Was die Demonstranten nicht wussten: Der "Marsch der Gerechtigkeit" und die CHP waren zu diesem Zeitpunkt Ziel einer professionellen Spähkampagne geworden, die ihren technischen Ursprung offenbar in Deutschland hat. Zu diesem Ergebnis kommt ein 32-seitiger Bericht der Nichtregierungsorganisation "Access Now", der NDR, WDR und der "Süddeutschen Zeitung" vorliegt.
FinFisher-Software spionierte offenbar Oppositionelle in der Türkei aus
tagesthemen 22:30 Uhr, 14.05.2018, Svea Eckert, Benedikt Strunz, NDR
Spähangriff auf Mobiltelefone
Demnach wurde während der dreiwöchigen Demonstration über die Plattform Twitter von mehreren Accounts aktiv für eine Webseite geworben, die scheinbar von den Organisatoren des Protestmarschs betrieben wird. Zu sehen sind darauf Fotos und Videos von Demonstrierenden und der Link zu einer Smartphone-App.
Doch das ist eine Falle: Wenn man vom Handy aus auf den Link klickt, wird eine ausgefeilte Spionagesoftware installiert.
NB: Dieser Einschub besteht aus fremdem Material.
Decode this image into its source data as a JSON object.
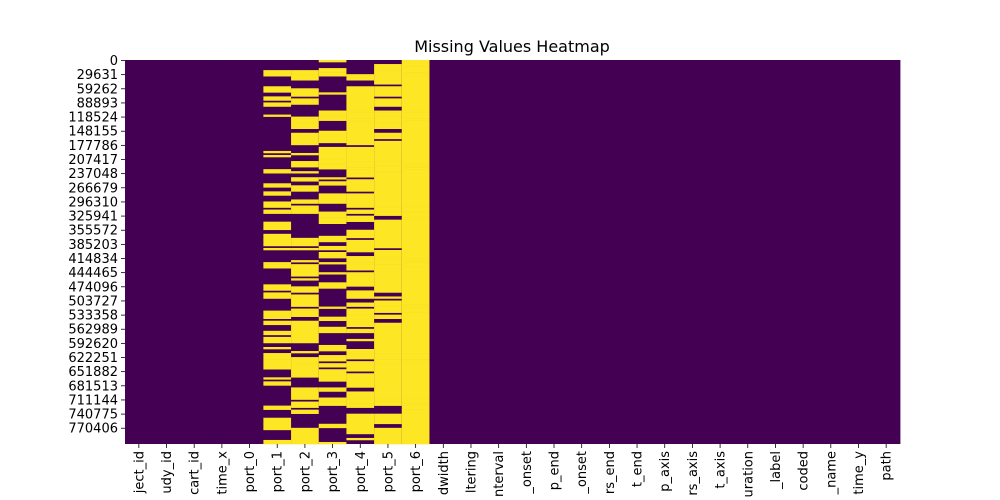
{
  "chart_data": {
    "type": "heatmap",
    "title": "Missing Values Heatmap",
    "xlabel": "",
    "ylabel": "",
    "columns": [
      "ject_id",
      "udy_id",
      "cart_id",
      "time_x",
      "port_0",
      "port_1",
      "port_2",
      "port_3",
      "port_4",
      "port_5",
      "port_6",
      "dwidth",
      "ltering",
      "nterval",
      "_onset",
      "p_end",
      "_onset",
      "rs_end",
      "t_end",
      "p_axis",
      "rs_axis",
      "t_axis",
      "uration",
      "_label",
      "coded",
      "_name",
      "time_y",
      "path"
    ],
    "y_ticks": [
      "0",
      "29631",
      "59262",
      "88893",
      "118524",
      "148155",
      "177786",
      "207417",
      "237048",
      "266679",
      "296310",
      "325941",
      "355572",
      "385203",
      "414834",
      "444465",
      "474096",
      "503727",
      "533358",
      "562989",
      "592620",
      "622251",
      "651882",
      "681513",
      "711144",
      "740775",
      "770406"
    ],
    "missing_fraction": [
      0,
      0,
      0,
      0,
      0,
      0.35,
      0.5,
      0.45,
      0.65,
      0.85,
      0.97,
      0,
      0,
      0,
      0,
      0,
      0,
      0,
      0,
      0,
      0,
      0,
      0,
      0,
      0,
      0,
      0,
      0
    ],
    "colors": {
      "missing": "#fde725",
      "present": "#440154"
    },
    "grid": false,
    "legend": "none"
  }
}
Es handelt sich um ein komplexes Spähprogramm, das unter anderem auf die Adressbücher, Fotos und Videos auf den Mobiltelefonen zugreifen kann und mit deren Hilfe die Angreifer Telefonate abhören und den Schriftverkehr mitlesen können.
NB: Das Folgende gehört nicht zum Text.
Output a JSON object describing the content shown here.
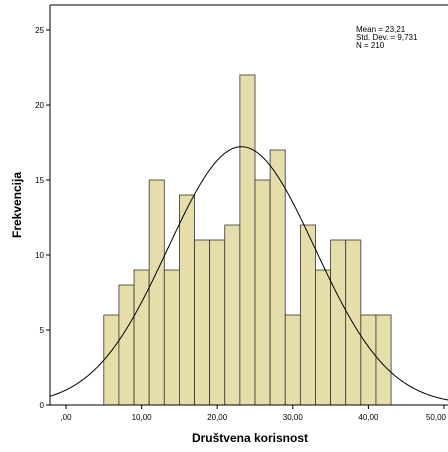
{
  "chart_data": {
    "type": "bar",
    "subtype": "histogram",
    "xlabel": "Društvena korisnost",
    "ylabel": "Frekvencija",
    "xlim": [
      -4,
      52
    ],
    "ylim": [
      0,
      26
    ],
    "x_ticks": [
      0,
      10,
      20,
      30,
      40,
      50
    ],
    "x_tick_labels": [
      ",00",
      "10,00",
      "20,00",
      "30,00",
      "40,00",
      "50,00"
    ],
    "y_ticks": [
      0,
      5,
      10,
      15,
      20,
      25
    ],
    "y_tick_labels": [
      "0",
      "5",
      "10",
      "15",
      "20",
      "25"
    ],
    "bin_width": 2,
    "bins": [
      {
        "x_start": 5,
        "x_end": 7,
        "count": 6
      },
      {
        "x_start": 7,
        "x_end": 9,
        "count": 8
      },
      {
        "x_start": 9,
        "x_end": 11,
        "count": 9
      },
      {
        "x_start": 11,
        "x_end": 13,
        "count": 15
      },
      {
        "x_start": 13,
        "x_end": 15,
        "count": 9
      },
      {
        "x_start": 15,
        "x_end": 17,
        "count": 14
      },
      {
        "x_start": 17,
        "x_end": 19,
        "count": 11
      },
      {
        "x_start": 19,
        "x_end": 21,
        "count": 11
      },
      {
        "x_start": 21,
        "x_end": 23,
        "count": 12
      },
      {
        "x_start": 23,
        "x_end": 25,
        "count": 22
      },
      {
        "x_start": 25,
        "x_end": 27,
        "count": 15
      },
      {
        "x_start": 27,
        "x_end": 29,
        "count": 17
      },
      {
        "x_start": 29,
        "x_end": 31,
        "count": 6
      },
      {
        "x_start": 31,
        "x_end": 33,
        "count": 12
      },
      {
        "x_start": 33,
        "x_end": 35,
        "count": 9
      },
      {
        "x_start": 35,
        "x_end": 37,
        "count": 11
      },
      {
        "x_start": 37,
        "x_end": 39,
        "count": 11
      },
      {
        "x_start": 39,
        "x_end": 41,
        "count": 6
      },
      {
        "x_start": 41,
        "x_end": 43,
        "count": 6
      }
    ],
    "normal_curve": {
      "mean": 23.21,
      "std_dev": 9.731,
      "n": 210
    },
    "stats_text": {
      "mean": "Mean = 23,21",
      "std_dev": "Std. Dev. = 9,731",
      "n": "N = 210"
    },
    "grid": false,
    "colors": {
      "bar_fill": "#e6deaa",
      "bar_stroke": "#333333",
      "curve": "#000000",
      "plot_background": "#ffffff",
      "axis": "#000000"
    }
  }
}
Spionagesoftware "Made in Germany"?
Die Experten von "Access Now" haben den Quellcode der Software einer aufwändigen Analyse unterzogen und gehen auf dieser Grundlage davon aus, dass es sich dabei um das Produkt "FinSpy" des deutschen Herstellers FinFisher handelt. Auch der IT-Experte Thorsten Holz, von der Ruhr Universität Bochum, der die Software im Auftrage von NDR, WDR und "SZ" unabhängig analysiert hat, kommt zu dem Schluss, dass der Code der Software "relativ ähnlich" zu vorherigen Versionen von FinFisher sei. "Es scheint sich um eine neue Version zu handeln", sagte Holz.
FinFisher stellt Bundestrojaner her
FinFisher hat seinen Hauptsitz in München und stellt Spionagesoftware her, die nach eigener Darstellung ausschließlich an Regierungen und Strafverfolgungsbehörden geliefert wird. In der Vergangenheit war das Unternehmen wiederholt in die Schlagzeilen geraten, weil seine Software von autoritären Regimen gegen Oppositionelle eingesetzt wurde - unter anderem in Ägypten unter Präsident Husni Mubarak und in Bahrain. In Deutschland ist die Firma bekannt, weil sie für das Bundeskriminalamt (BKA) eine eigene Spionagesoftware hergestellt hat, den so genannten Bundestrojaner.
Sollte FinFisher-Software tatsächlich dazu genutzt worden sein, Oppositionelle in der Türkei auszuspionieren, wäre das politisch brisant. Denn der Export sogenannter Intrusion-Software ist in der Europäischen Union, auch wegen mehrerer Skandale in der Vergangenheit, streng reglementiert. Auf Nachfrage erklärte das Bundeswirtschaftsministerium in Berlin, man habe nach Oktober 2014 überhaupt keine Exportlizenzen für Intrusion-Software erteilt. Eine konkrete Anfrage, ob auch die Firma FinFisher keine derartige Lizenz erhalten habe, ließ das Wirtschaftsministerium unbeantwortet. FinFisher selbst wollte zu den Vorwürfen nicht Stellung beziehen.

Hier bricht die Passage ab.